Dr. Paul Johnson was appointed Mines’ 17th President on July 1st, and has spent his first few months as President learning about Mines’ traditions, connecting with students and faculty, and outlining educational goals for the institution.
“Every institution has to evolve with time,” he suggests. “The students change, the needs of society change, and the institution needs to somehow continue to attract the type of students who are going to go off and do wonderful things.”
Some of President Johnson’s top priorities will be sharing the Mines story with community members and establishing Colorado School of Mines as a leader in STEM Education and a forum for the technical side of important political and societal issues.
“It would also be great to be more innovative in how we deliver our education,” asserts President Johnson. “We have a lot of faculty who are really interested in that but aren’t really sure they have the support to do it.” President Johnson hopes to continue working with the Center for Innovative Teaching and Learning to reach this goal and promote experiential learning on campus.
Previous Programs at ASU, Research Shape Future Campus Changes
“A lot of learning doesn’t take place in a classroom anymore,” explains President Johnson.
As such, some of his learning goals include involving students more directly in the engineering process from the very beginning of their time here at Mines.
The former Executive Dean of Arizona State University’s Ira A. Fulton Schools of Engineering, President Johnson received several degrees in Chemical Engineering but decided to focus his early career in groundwater research and other environmental topics.
“Don’t be too worried that the choices that you make now with the major that you choose or the classes that you take will constrain your life or employment,” President Johnson advises students.
Even though he had no formal coursework in groundwater research, he was inspired by the interdisciplinary nature of the work and decided to take the opportunity.
“I’ve always been fascinated with environmental research because there is a societal component to the work,” President Johnson explains. “We all value groundwater and like to live in a clean environment, so you feel good about what you are doing.”
President Johnson also explains that speaking with the field’s technically skilled scientists and engineers, regulators, and the public all at once illustrated the importance of communication within engineering disciplines.

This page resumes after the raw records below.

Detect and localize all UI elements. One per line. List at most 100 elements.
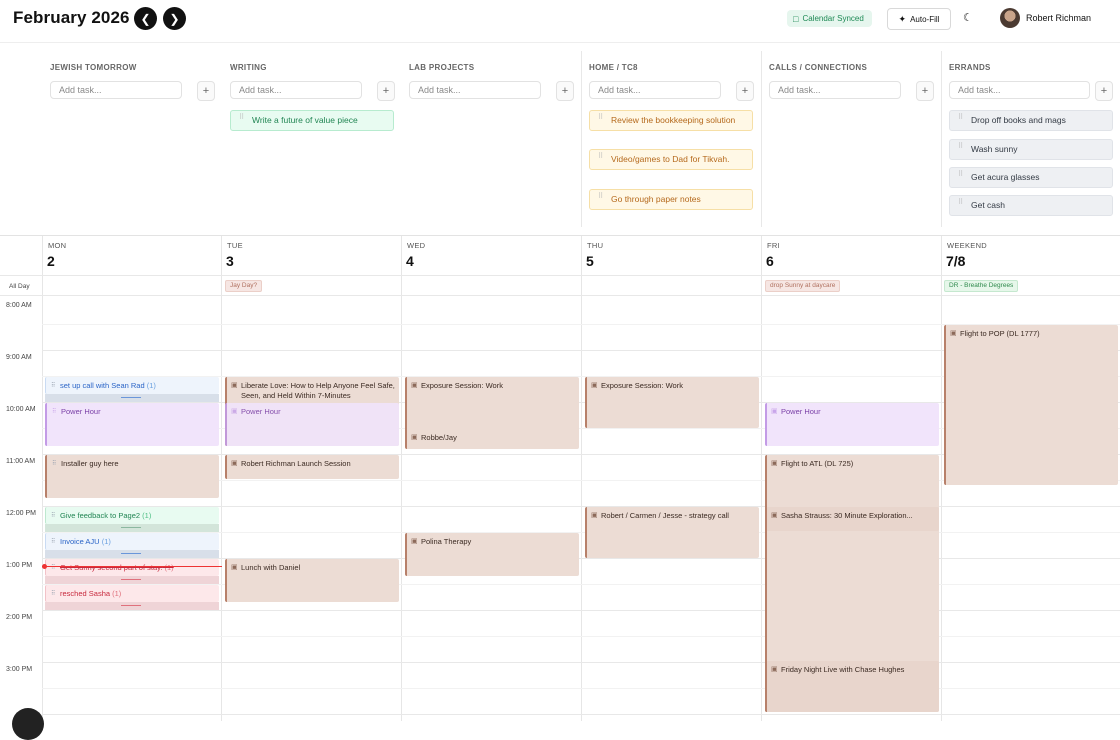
event-title: Liberate Love: How to Help Anyone Feel S… (241, 381, 395, 400)
calendar-event[interactable]: ▣ Friday Night Live with Chase Hughes (765, 661, 939, 712)
drag-handle-icon[interactable]: ⠿ (598, 114, 603, 121)
drag-handle-icon[interactable]: ⠿ (598, 193, 603, 200)
event-title: Sasha Strauss: 30 Minute Exploration... (781, 511, 913, 520)
resize-handle[interactable] (121, 397, 141, 398)
calendar-icon: ▣ (950, 330, 957, 337)
task-card[interactable]: ⠿ Drop off books and mags (949, 110, 1113, 131)
add-task-input[interactable] (50, 81, 182, 99)
calendar-event[interactable]: ▣ Sasha Strauss: 30 Minute Exploration... (765, 507, 939, 531)
magic-wand-icon: ✦ (898, 13, 907, 24)
day-header-mon[interactable]: MON 2 (42, 236, 221, 276)
day-number: 7/8 (946, 253, 966, 269)
add-task-button[interactable]: + (736, 81, 754, 101)
event-resize-bar[interactable] (45, 576, 219, 584)
resize-handle[interactable] (121, 527, 141, 528)
calendar-event[interactable]: ▣ Robert Richman Launch Session (225, 455, 399, 479)
add-task-button[interactable]: + (1095, 81, 1113, 101)
user-menu[interactable]: Robert Richman (1000, 8, 1091, 28)
task-card[interactable]: ⠿ Go through paper notes (589, 189, 753, 210)
drag-handle-icon[interactable]: ⠿ (958, 114, 963, 121)
task-card[interactable]: ⠿ Video/games to Dad for Tikvah. (589, 149, 753, 170)
drag-handle-icon[interactable]: ⠿ (52, 407, 57, 417)
calendar-synced-badge[interactable]: □ Calendar Synced (787, 10, 872, 27)
calendar-event[interactable]: ▣ Power Hour (225, 403, 399, 446)
calendar-event[interactable]: ▣ Lunch with Daniel (225, 559, 399, 602)
drag-handle-icon[interactable]: ⠿ (51, 511, 56, 521)
task-card[interactable]: ⠿ Get cash (949, 195, 1113, 216)
task-event[interactable]: ⠿ resched Sasha (1) (45, 585, 219, 602)
drag-handle-icon[interactable]: ⠿ (51, 537, 56, 547)
calendar-icon: □ (793, 13, 799, 24)
calendar-event[interactable]: ▣ Power Hour (765, 403, 939, 446)
add-task-button[interactable]: + (916, 81, 934, 101)
calendar-event[interactable]: ▣ Robert / Carmen / Jesse - strategy call (585, 507, 759, 558)
column-title: WRITING (230, 63, 267, 72)
column-title: LAB PROJECTS (409, 63, 475, 72)
calendar-icon: ▣ (231, 382, 238, 389)
calendar-icon: ▣ (411, 434, 418, 441)
calendar-event[interactable]: ▣ Flight to POP (DL 1777) (944, 325, 1118, 485)
drag-handle-icon[interactable]: ⠿ (958, 171, 963, 178)
event-resize-bar[interactable] (45, 602, 219, 610)
auto-fill-button[interactable]: ✦ Auto-Fill (887, 8, 951, 30)
add-task-input[interactable] (230, 81, 362, 99)
event-resize-bar[interactable] (45, 394, 219, 402)
drag-handle-icon[interactable]: ⠿ (958, 143, 963, 150)
add-task-input[interactable] (589, 81, 721, 99)
next-week-button[interactable]: ❯ (163, 7, 186, 30)
column-divider (941, 51, 942, 227)
task-card[interactable]: ⠿ Review the bookkeeping solution (589, 110, 753, 131)
drag-handle-icon[interactable]: ⠿ (52, 459, 57, 469)
day-header-tue[interactable]: TUE 3 (221, 236, 401, 276)
add-task-input[interactable] (769, 81, 901, 99)
task-card[interactable]: ⠿ Get acura glasses (949, 167, 1113, 188)
resize-handle[interactable] (121, 605, 141, 606)
current-time-line (42, 566, 222, 567)
day-header-thu[interactable]: THU 5 (581, 236, 761, 276)
calendar-event[interactable]: ▣ Polina Therapy (405, 533, 579, 576)
calendar-event[interactable]: ▣ Exposure Session: Work (585, 377, 759, 428)
task-label: Get acura glasses (971, 172, 1040, 182)
calendar-event[interactable]: ▣ Robbe/Jay (405, 429, 579, 449)
task-event[interactable]: ⠿ Invoice AJU (1) (45, 533, 219, 550)
day-header-weekend[interactable]: WEEKEND 7/8 (941, 236, 1120, 276)
task-label: Wash sunny (971, 144, 1018, 154)
resize-handle[interactable] (121, 579, 141, 580)
all-day-event[interactable]: DR - Breathe Degrees (944, 280, 1019, 292)
drag-handle-icon[interactable]: ⠿ (51, 589, 56, 599)
add-task-button[interactable]: + (377, 81, 395, 101)
task-card[interactable]: ⠿ Wash sunny (949, 139, 1113, 160)
floating-action-button[interactable] (12, 708, 44, 740)
all-day-event[interactable]: drop Sunny at daycare (765, 280, 841, 292)
event-resize-bar[interactable] (45, 550, 219, 558)
all-day-event[interactable]: Jay Day? (225, 280, 263, 292)
calendar-event[interactable]: ⠿ Installer guy here (45, 455, 219, 498)
drag-handle-icon[interactable]: ⠿ (598, 153, 603, 160)
dark-mode-toggle[interactable]: ☾ (963, 11, 973, 24)
task-event[interactable]: ⠿ Give feedback to Page2 (1) (45, 507, 219, 524)
drag-handle-icon[interactable]: ⠿ (958, 199, 963, 206)
add-task-input[interactable] (949, 81, 1090, 99)
resize-handle[interactable] (121, 553, 141, 554)
task-event[interactable]: ⠿ Get Sunny second part of stay. (1) (45, 559, 219, 576)
drag-handle-icon[interactable]: ⠿ (239, 114, 244, 121)
task-label: Go through paper notes (611, 194, 701, 204)
day-header-wed[interactable]: WED 4 (401, 236, 581, 276)
drag-handle-icon[interactable]: ⠿ (51, 563, 56, 573)
calendar-icon: ▣ (231, 460, 238, 467)
calendar-icon: ▣ (771, 408, 778, 415)
task-event[interactable]: ⠿ set up call with Sean Rad (1) (45, 377, 219, 394)
day-number: 4 (406, 253, 414, 269)
drag-handle-icon[interactable]: ⠿ (51, 381, 56, 391)
calendar-event[interactable]: ⠿ Power Hour (45, 403, 219, 446)
add-task-input[interactable] (409, 81, 541, 99)
event-title: resched Sasha (60, 589, 111, 598)
add-task-button[interactable]: + (556, 81, 574, 101)
task-card[interactable]: ⠿ Write a future of value piece (230, 110, 394, 131)
add-task-button[interactable]: + (197, 81, 215, 101)
event-resize-bar[interactable] (45, 524, 219, 532)
day-header-fri[interactable]: FRI 6 (761, 236, 941, 276)
time-label: 10:00 AM (6, 406, 36, 413)
prev-week-button[interactable]: ❮ (134, 7, 157, 30)
chevron-right-icon: ❯ (169, 11, 180, 26)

From teaching a CSM101 class, to participating in campus events like the Oredigger Challenge, President Johnson also hopes to connect with students and encourage them to get involved and speak up.
“Talking with a faculty member doesn’t have to be in the context of a class,” President Johnson explains. “We are all part of the community, we are all very interested in the success of the students and the institution.”
Overall, President Johnson explains that he is excited to be part of the Mines community because it is in a beautiful location and has a reputation for producing fantastic students.
As President Johnson is proud to point out, “The Mines name on your degree says a lot about you, and that in itself will provide opportunities for you outside of what you might expect.”